It also happens to be, according to New York Times bestselling author, Robert Fulghum, everything we learned in kindergarten.

His book, All I Really Need to Know I Learned in Kindergarten, was full of universal truths: Covering everything from "hide-and-seek, grown-up style" to taking naps, living a balanced life, and saying sorry when you hurt someone, he illustrated the lessons so powerful, we teach them to tiny people who have only begun to walk steadily a few years earlier. They are truly the most essential life lessons, the core of something, right up there with eating your vegetables and being able to spell your name.

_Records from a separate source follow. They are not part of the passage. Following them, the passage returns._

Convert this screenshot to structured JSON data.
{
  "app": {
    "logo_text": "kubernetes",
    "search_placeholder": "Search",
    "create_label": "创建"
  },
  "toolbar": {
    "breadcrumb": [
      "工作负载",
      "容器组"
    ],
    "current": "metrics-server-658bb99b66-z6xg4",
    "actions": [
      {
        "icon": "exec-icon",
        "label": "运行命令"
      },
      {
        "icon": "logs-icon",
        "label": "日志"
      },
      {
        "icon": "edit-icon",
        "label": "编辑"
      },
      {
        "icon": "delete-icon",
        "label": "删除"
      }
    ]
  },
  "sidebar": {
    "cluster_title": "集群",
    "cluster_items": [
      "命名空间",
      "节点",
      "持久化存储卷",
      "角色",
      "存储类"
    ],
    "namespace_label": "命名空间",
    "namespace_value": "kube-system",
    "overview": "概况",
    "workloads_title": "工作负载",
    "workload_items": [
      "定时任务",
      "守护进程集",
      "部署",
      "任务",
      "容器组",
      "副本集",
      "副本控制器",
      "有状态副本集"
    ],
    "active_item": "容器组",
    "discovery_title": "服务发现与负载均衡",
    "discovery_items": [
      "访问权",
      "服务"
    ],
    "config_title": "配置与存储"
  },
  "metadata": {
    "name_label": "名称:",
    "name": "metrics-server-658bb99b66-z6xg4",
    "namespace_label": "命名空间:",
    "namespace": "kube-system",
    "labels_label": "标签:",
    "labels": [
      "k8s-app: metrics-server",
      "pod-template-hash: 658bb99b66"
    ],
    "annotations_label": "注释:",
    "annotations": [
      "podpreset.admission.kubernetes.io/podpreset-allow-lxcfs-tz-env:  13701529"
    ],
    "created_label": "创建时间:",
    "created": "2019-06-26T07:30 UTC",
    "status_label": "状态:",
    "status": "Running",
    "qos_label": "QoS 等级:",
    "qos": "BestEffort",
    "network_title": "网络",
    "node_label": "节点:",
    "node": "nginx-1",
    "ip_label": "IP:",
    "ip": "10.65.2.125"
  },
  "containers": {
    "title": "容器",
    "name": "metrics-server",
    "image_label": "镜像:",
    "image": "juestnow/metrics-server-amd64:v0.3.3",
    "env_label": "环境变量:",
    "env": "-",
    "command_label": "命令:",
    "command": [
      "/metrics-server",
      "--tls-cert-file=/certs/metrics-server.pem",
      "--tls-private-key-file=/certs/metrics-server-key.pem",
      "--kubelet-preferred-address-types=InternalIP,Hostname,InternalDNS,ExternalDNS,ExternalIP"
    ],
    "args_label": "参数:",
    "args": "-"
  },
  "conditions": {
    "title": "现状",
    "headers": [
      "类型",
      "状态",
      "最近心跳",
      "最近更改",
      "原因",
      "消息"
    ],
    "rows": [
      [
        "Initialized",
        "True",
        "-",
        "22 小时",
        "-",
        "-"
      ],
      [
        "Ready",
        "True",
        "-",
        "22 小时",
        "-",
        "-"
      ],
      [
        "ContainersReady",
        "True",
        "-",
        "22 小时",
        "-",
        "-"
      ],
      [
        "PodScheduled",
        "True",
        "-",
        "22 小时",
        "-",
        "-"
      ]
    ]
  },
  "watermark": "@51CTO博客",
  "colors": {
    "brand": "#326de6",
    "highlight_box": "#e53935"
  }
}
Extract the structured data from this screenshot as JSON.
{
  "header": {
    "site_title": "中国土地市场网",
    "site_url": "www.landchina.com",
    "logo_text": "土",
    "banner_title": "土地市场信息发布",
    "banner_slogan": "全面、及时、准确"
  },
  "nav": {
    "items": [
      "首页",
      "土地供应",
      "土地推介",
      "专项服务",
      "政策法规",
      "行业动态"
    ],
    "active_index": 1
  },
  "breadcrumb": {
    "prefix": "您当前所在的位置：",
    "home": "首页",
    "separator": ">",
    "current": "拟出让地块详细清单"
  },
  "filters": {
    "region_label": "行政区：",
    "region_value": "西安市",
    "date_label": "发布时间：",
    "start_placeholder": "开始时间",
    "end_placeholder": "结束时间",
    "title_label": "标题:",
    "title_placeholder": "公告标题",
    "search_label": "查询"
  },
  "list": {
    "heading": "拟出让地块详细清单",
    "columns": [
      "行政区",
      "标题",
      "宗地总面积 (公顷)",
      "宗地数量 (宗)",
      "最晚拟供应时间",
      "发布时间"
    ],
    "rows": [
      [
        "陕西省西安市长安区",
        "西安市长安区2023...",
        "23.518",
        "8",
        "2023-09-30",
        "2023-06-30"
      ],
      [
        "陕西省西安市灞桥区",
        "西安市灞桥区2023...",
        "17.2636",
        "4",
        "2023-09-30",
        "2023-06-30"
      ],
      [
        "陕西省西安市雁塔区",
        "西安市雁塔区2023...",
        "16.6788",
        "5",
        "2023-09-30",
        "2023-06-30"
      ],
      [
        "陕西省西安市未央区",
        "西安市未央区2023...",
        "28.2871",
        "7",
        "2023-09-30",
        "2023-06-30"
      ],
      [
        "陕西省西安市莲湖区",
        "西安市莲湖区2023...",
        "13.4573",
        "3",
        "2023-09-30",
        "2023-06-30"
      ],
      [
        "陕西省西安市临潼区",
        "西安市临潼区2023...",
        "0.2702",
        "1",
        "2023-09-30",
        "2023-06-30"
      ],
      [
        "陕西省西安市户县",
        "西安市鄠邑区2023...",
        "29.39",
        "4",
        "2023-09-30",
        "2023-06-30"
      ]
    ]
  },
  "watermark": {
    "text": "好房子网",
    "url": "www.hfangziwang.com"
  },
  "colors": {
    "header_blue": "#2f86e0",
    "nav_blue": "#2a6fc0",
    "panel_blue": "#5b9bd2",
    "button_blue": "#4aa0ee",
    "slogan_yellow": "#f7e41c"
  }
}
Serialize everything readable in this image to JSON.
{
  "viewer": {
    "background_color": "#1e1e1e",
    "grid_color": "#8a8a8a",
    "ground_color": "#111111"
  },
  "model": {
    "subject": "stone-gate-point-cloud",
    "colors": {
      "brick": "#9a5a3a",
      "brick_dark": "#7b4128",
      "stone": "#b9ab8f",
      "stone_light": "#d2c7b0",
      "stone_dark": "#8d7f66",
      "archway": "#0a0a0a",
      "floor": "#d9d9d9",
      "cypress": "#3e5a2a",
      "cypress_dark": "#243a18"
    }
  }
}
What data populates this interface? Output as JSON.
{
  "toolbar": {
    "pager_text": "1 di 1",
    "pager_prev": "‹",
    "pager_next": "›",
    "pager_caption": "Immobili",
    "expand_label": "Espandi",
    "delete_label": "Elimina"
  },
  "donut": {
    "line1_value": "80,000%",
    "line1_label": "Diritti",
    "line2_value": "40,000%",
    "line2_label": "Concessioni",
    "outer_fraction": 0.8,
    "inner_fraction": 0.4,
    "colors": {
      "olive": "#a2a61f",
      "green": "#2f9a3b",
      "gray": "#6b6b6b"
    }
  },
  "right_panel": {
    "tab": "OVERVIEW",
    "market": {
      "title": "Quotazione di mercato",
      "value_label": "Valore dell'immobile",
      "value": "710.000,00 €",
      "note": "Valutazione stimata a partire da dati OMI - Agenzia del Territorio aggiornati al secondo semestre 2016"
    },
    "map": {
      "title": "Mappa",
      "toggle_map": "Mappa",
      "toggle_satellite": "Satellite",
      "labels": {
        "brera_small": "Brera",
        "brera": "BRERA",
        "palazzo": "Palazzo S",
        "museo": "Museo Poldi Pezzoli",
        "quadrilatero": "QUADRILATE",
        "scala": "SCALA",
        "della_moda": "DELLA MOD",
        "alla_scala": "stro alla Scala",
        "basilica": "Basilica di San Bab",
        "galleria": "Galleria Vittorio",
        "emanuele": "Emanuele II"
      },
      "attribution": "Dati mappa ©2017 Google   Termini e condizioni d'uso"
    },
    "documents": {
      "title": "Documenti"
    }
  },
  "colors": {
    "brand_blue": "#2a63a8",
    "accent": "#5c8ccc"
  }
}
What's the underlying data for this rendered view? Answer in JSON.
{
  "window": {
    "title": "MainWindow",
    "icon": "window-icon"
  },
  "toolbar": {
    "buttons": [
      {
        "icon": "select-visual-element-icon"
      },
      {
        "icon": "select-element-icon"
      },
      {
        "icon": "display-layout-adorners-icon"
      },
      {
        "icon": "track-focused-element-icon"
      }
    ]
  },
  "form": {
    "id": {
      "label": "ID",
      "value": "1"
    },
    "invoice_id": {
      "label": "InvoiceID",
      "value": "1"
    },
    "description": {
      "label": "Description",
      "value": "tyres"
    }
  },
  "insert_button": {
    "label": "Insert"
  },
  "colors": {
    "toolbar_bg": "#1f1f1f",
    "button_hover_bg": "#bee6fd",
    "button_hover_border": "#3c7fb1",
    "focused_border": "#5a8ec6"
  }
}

Some days, I think the whole world needs to go back to kindergarten. A time when not only life was simple, but the lessons were simple too. Simple, but so powerful and astoundingly significant that we remind ourselves of them even now, when we're old enough to be sitting here, reading this. We remind ourselves of them when "grown-up" life seems to be a bit too much, when someone hurt our feelings or forgot their manners. Even as time passes, as children arguably grow up faster than ever before, in a world where 3-year-olds can operate iPads as seamlessly as they clutch their blankets, the fundamentals haven't changed. And so it would seem, that everything we needed to know, the life lessons that get us from one point to the next, we really did learn in kindergarten.

Not anymore.

CNBC.com reported that a new test, the Admission Assessment for Beginning Learners (AABL), will be used by some of New York's most prestigious kindergartens. The test, essentially an IQ test, will measure a student's "ability and achievement."

Gone are the days of snack time and learning to share toys with your neighbor, or learning through trial and error how to be kind. Kindergartners are no longer little humans on the cusp of their Big Adventure -- life -- and learning how life works.

What matters now isn't whether they develop the basics that will help them in every circumstance, from playing in their backyard to graduating college. What matters now is their achievement, their ability. For clarity's sake, we're talking about the ability and achievement of a newly-graduated preschooler, someone who has only been alive four or five years.

The arguments come marching in: "It's about measuring readiness!" "It's about identifying gifted young people!"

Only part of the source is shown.